George Stanley Hepburn died of pneumonia at Jos, Northern Nigeria, on January 2nd, 1937, at the age of 55.

An Australian by birth, he received his technical education at the Ballarat School of Mines, where he studied from 1901 to 1903. After six months’ work as assistant chemist to the Government Analyst, Ballarat, he was employed underground for a year by the Cassilis Gold Mining Co., Ltd., in East Gippsland, Victoria. In 1906 he went to Kalgoorlie, West Australia, where he worked first in the mills of the Ivanhoe, Hainault and Great Tower Hill mines. From 1907 to 1909 he was metallurgist and assistant manager to the

Havilah Gold Mining Co., Ltd., W. Australia, and in 1910 he left Australia for West Africa.

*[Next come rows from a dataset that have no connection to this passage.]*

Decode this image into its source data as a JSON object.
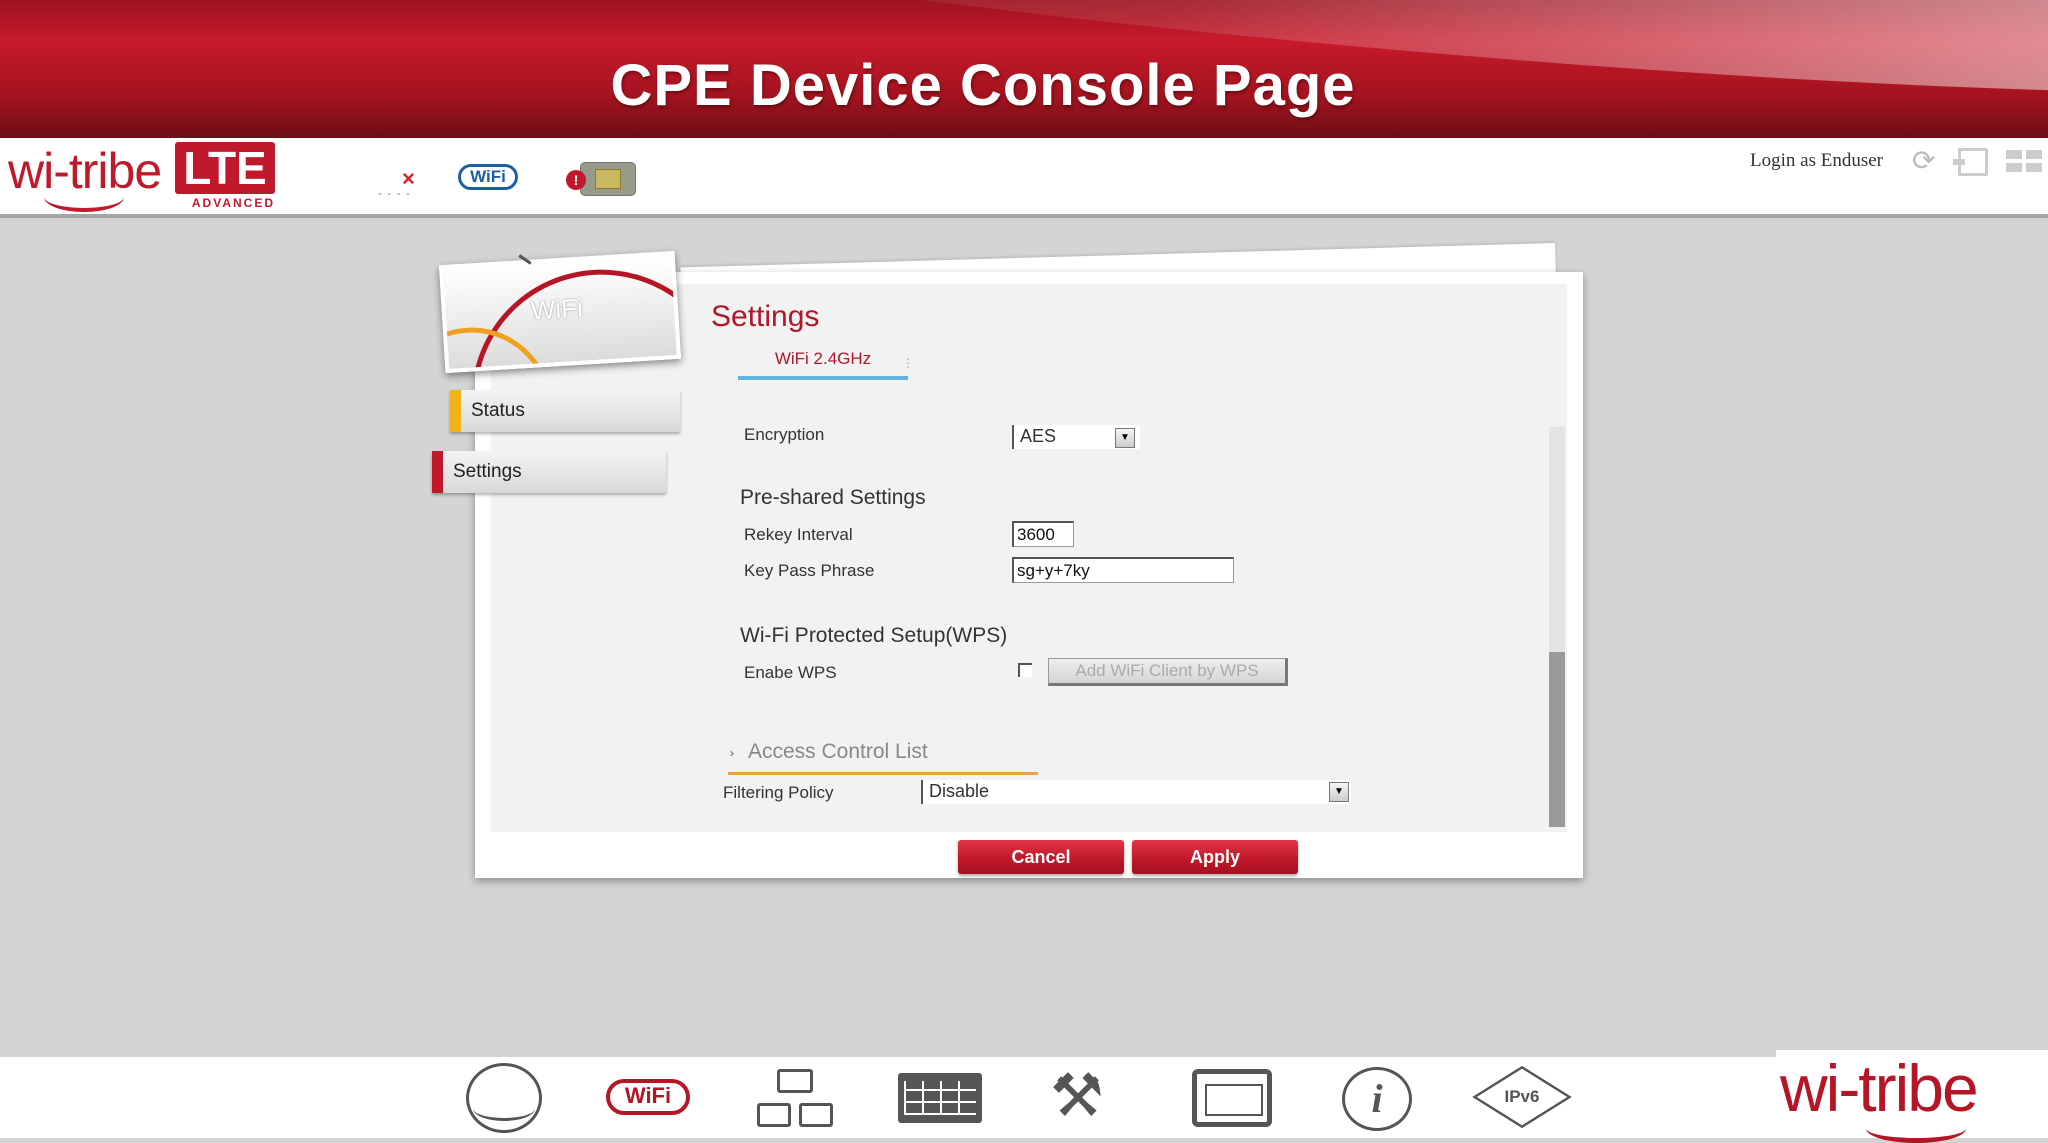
{
  "banner": {
    "title": "CPE Device Console Page"
  },
  "header": {
    "logo_text": "wi-tribe",
    "logo_badge": "LTE",
    "logo_sub": "ADVANCED",
    "wifi_badge": "WiFi",
    "login_text": "Login as Enduser"
  },
  "sidebar": {
    "card_label": "WiFi",
    "items": [
      {
        "label": "Status"
      },
      {
        "label": "Settings"
      }
    ]
  },
  "main": {
    "title": "Settings",
    "tab_label": "WiFi 2.4GHz",
    "encryption": {
      "label": "Encryption",
      "value": "AES"
    },
    "preshared": {
      "heading": "Pre-shared Settings",
      "rekey_label": "Rekey Interval",
      "rekey_value": "3600",
      "passphrase_label": "Key Pass Phrase",
      "passphrase_value": "sg+y+7ky"
    },
    "wps": {
      "heading": "Wi-Fi Protected Setup(WPS)",
      "enable_label": "Enabe WPS",
      "enabled": false,
      "button_label": "Add WiFi Client by WPS"
    },
    "acl": {
      "heading": "Access Control List",
      "filter_label": "Filtering Policy",
      "filter_value": "Disable"
    },
    "buttons": {
      "cancel": "Cancel",
      "apply": "Apply"
    }
  },
  "footer": {
    "wifi_label": "WiFi",
    "ipv6_label": "IPv6",
    "logo_text": "wi-tribe"
  },
  "colors": {
    "brand_red": "#c0192b",
    "tab_underline": "#5fb5e0",
    "status_accent": "#f2b21a",
    "acl_underline": "#f0a040"
  }
}
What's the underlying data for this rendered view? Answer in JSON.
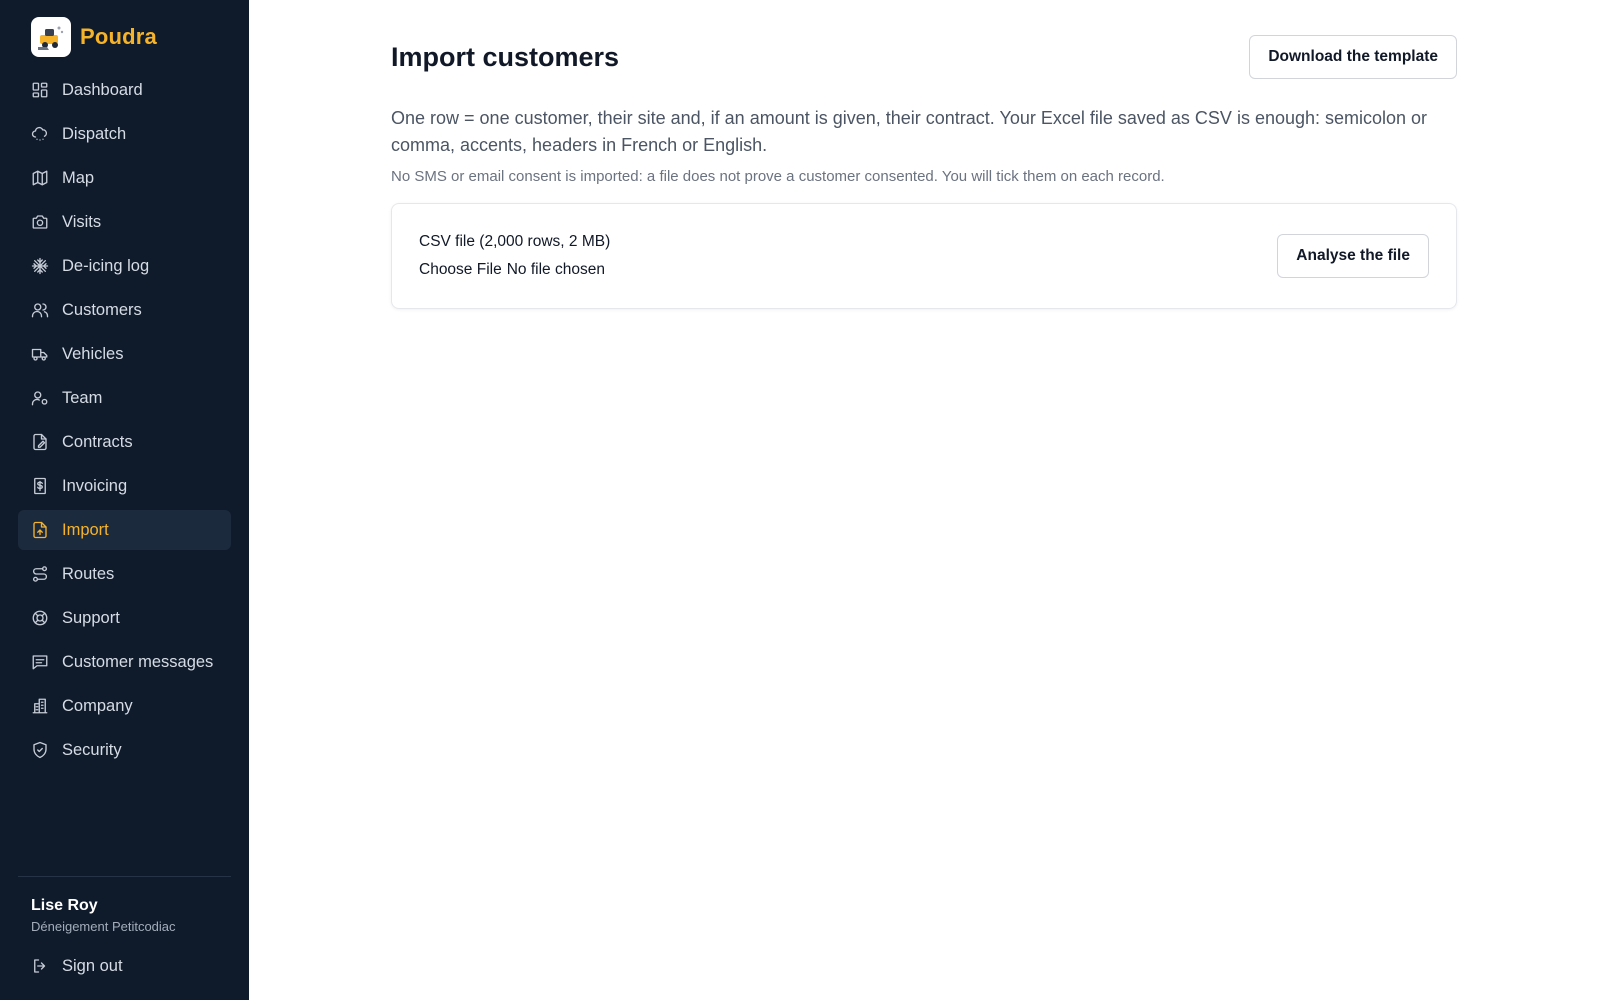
{
  "brand": {
    "name": "Poudra",
    "accent": "#f5b32b"
  },
  "sidebar": {
    "items": [
      {
        "label": "Dashboard",
        "icon": "dashboard-icon"
      },
      {
        "label": "Dispatch",
        "icon": "cloud-snow-icon"
      },
      {
        "label": "Map",
        "icon": "map-icon"
      },
      {
        "label": "Visits",
        "icon": "camera-icon"
      },
      {
        "label": "De-icing log",
        "icon": "snowflake-icon"
      },
      {
        "label": "Customers",
        "icon": "users-icon"
      },
      {
        "label": "Vehicles",
        "icon": "truck-icon"
      },
      {
        "label": "Team",
        "icon": "user-gear-icon"
      },
      {
        "label": "Contracts",
        "icon": "file-edit-icon"
      },
      {
        "label": "Invoicing",
        "icon": "receipt-icon"
      },
      {
        "label": "Import",
        "icon": "file-upload-icon",
        "active": true
      },
      {
        "label": "Routes",
        "icon": "route-icon"
      },
      {
        "label": "Support",
        "icon": "lifebuoy-icon"
      },
      {
        "label": "Customer messages",
        "icon": "message-icon"
      },
      {
        "label": "Company",
        "icon": "building-icon"
      },
      {
        "label": "Security",
        "icon": "shield-icon"
      }
    ],
    "user": {
      "name": "Lise Roy",
      "company": "Déneigement Petitcodiac"
    },
    "signout_label": "Sign out"
  },
  "main": {
    "title": "Import customers",
    "download_label": "Download the template",
    "lead": "One row = one customer, their site and, if an amount is given, their contract. Your Excel file saved as CSV is enough: semicolon or comma, accents, headers in French or English.",
    "note": "No SMS or email consent is imported: a file does not prove a customer consented. You will tick them on each record.",
    "upload": {
      "label": "CSV file (2,000 rows, 2 MB)",
      "choose_label": "Choose File",
      "status": "No file chosen",
      "analyse_label": "Analyse the file"
    }
  }
}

After a year at the Abosso mine, he was engaged in testing and working tin deposits for Jos Tin Area (Nigeria), Ltd., from 1911 to 1912. In the latter year he visited British Columbia, and in 1913 returned to West Africa for the Kameruns Gold Syndicate, Ltd.

During the Great War he served with the Royal Field Artillery, attaining the rank of Major, and was awarded the Military Cross.

In 1920 he joined the staff of the Colombian Mining and Exploration Co., Ltd., in South America, but returned in 1922 and since that date worked in West Africa, with the exception of three years during which he was in Tunis with the Zinc Manufacturing Co.

Mr. Hepburn was elected an Associate of the Institution in 1914.